Esprit home ist dagegen fachhandelsorientiert und sehr stark im Bodenbelagshandel vertreten, wo es unter der Marke bereits Textilbeläge und Tapeten gibt. Sie verkörpert weniger traditionelle Werte, sondern ist jugendlich und experimentell ausgerichtet. Laura Ashley zielt auf UK und ist dort ähnlich erfolgreich auf der Großfläche positioniert wie Schöner Wohnen hierzulande. Das Angebot beider Marken umfasst Laminat und Parkett.

PM: Funktionierten alle Lizenzmarken vom Start weg oder mussten Sie Korrekturen vornehmen?

Halbe: Bei der Esprit home galt es, dem Fachhandel zu verdeutlichen, dass auch die Palette ein wichtiges Verkaufselement darstellt. Denn um Enttäuschungen zu vermeiden, müssen die Schnelldreher unter den Produkten für den Verbraucher sofort verfügbar sein.

PM: Inwieweit nehmen die Lizenzgeber Einfluss auf die Kollektionsgestaltung?

Halbe: Die Stilrichtungen werden mit Collagen vorgegeben, so dass wir bei der Zusammenstellung der Dekore eine Orientierungshilfe haben.
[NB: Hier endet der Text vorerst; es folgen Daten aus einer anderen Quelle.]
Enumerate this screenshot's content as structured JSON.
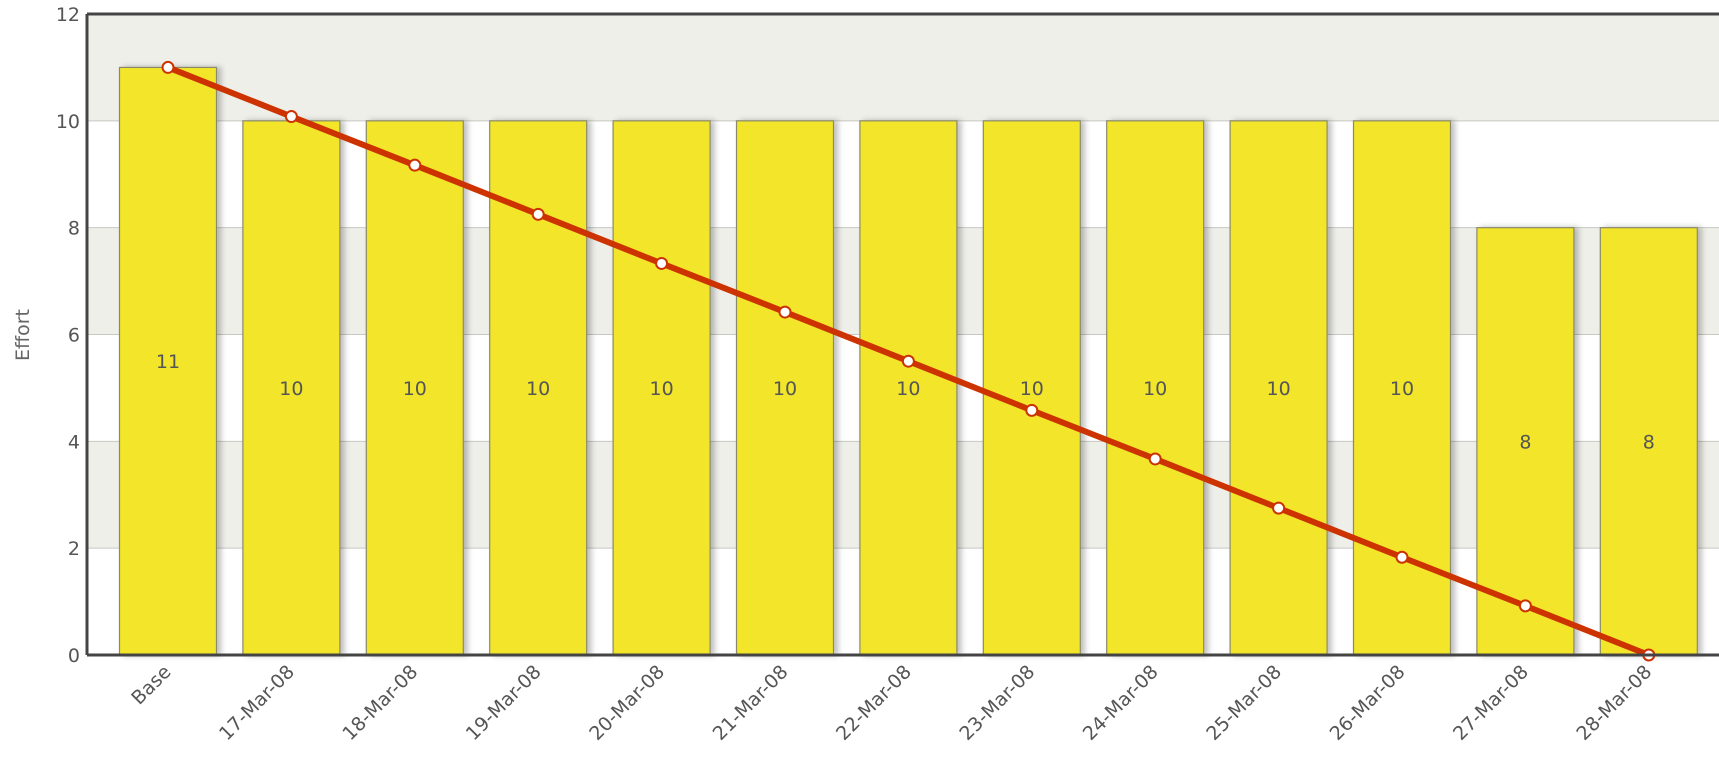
{
  "chart_data": {
    "type": "bar",
    "title": "",
    "xlabel": "",
    "ylabel": "Effort",
    "ylim": [
      0,
      12
    ],
    "yticks": [
      0,
      2,
      4,
      6,
      8,
      10,
      12
    ],
    "categories": [
      "Base",
      "17-Mar-08",
      "18-Mar-08",
      "19-Mar-08",
      "20-Mar-08",
      "21-Mar-08",
      "22-Mar-08",
      "23-Mar-08",
      "24-Mar-08",
      "25-Mar-08",
      "26-Mar-08",
      "27-Mar-08",
      "28-Mar-08"
    ],
    "series": [
      {
        "type": "bar",
        "values": [
          11,
          10,
          10,
          10,
          10,
          10,
          10,
          10,
          10,
          10,
          10,
          8,
          8
        ]
      },
      {
        "type": "line",
        "values": [
          11,
          10.08,
          9.17,
          8.25,
          7.33,
          6.42,
          5.5,
          4.58,
          3.67,
          2.75,
          1.83,
          0.92,
          0
        ]
      }
    ],
    "grid": true,
    "legend": "none",
    "colors": {
      "bar": "#f2e52c",
      "bar_stroke": "#8a8a6a",
      "line": "#cc3300",
      "band_dark": "#efefea",
      "band_light": "#ffffff",
      "axis": "#444444"
    }
  }
}
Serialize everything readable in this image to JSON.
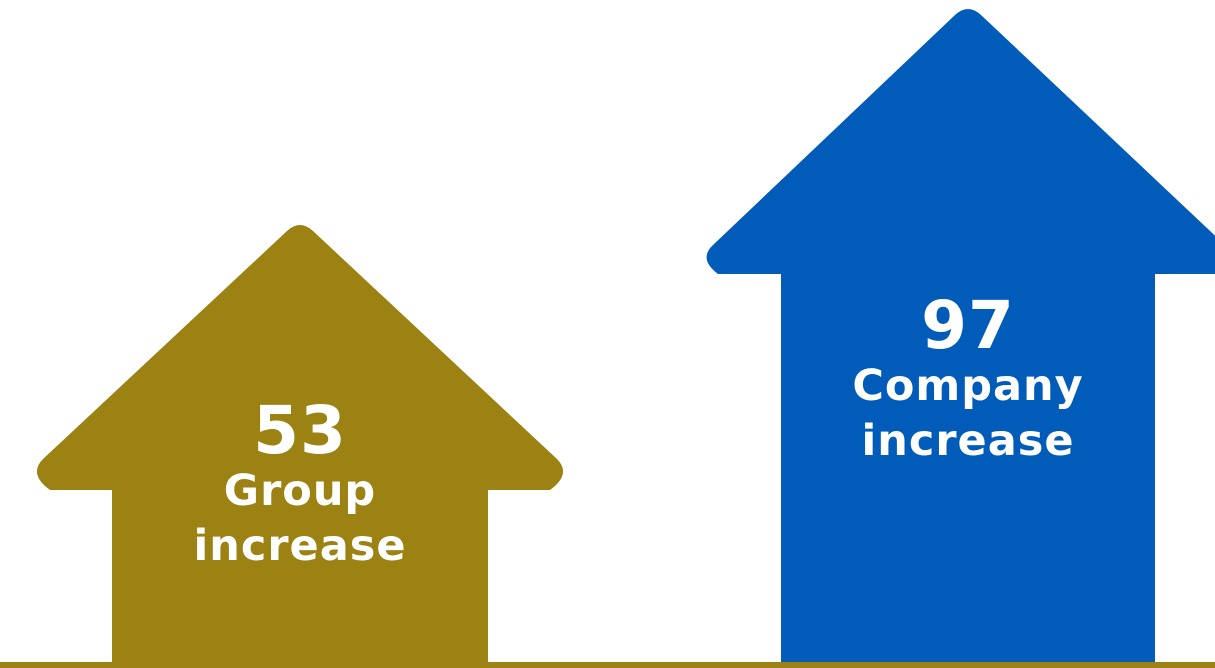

Dieser Input kommt uns sehr gelegen, denn wir wissen ja, dass die Marken sehr gut auf die jeweiligen Zielgruppen ausgerichtet sind.

PM: Kann es vorkommen, dass man zwei oder drei Ihrer Marken auf einer Verkaufsfläche antrifft?

Halbe: Sogar alle vier, aber das sind Ausnahmen.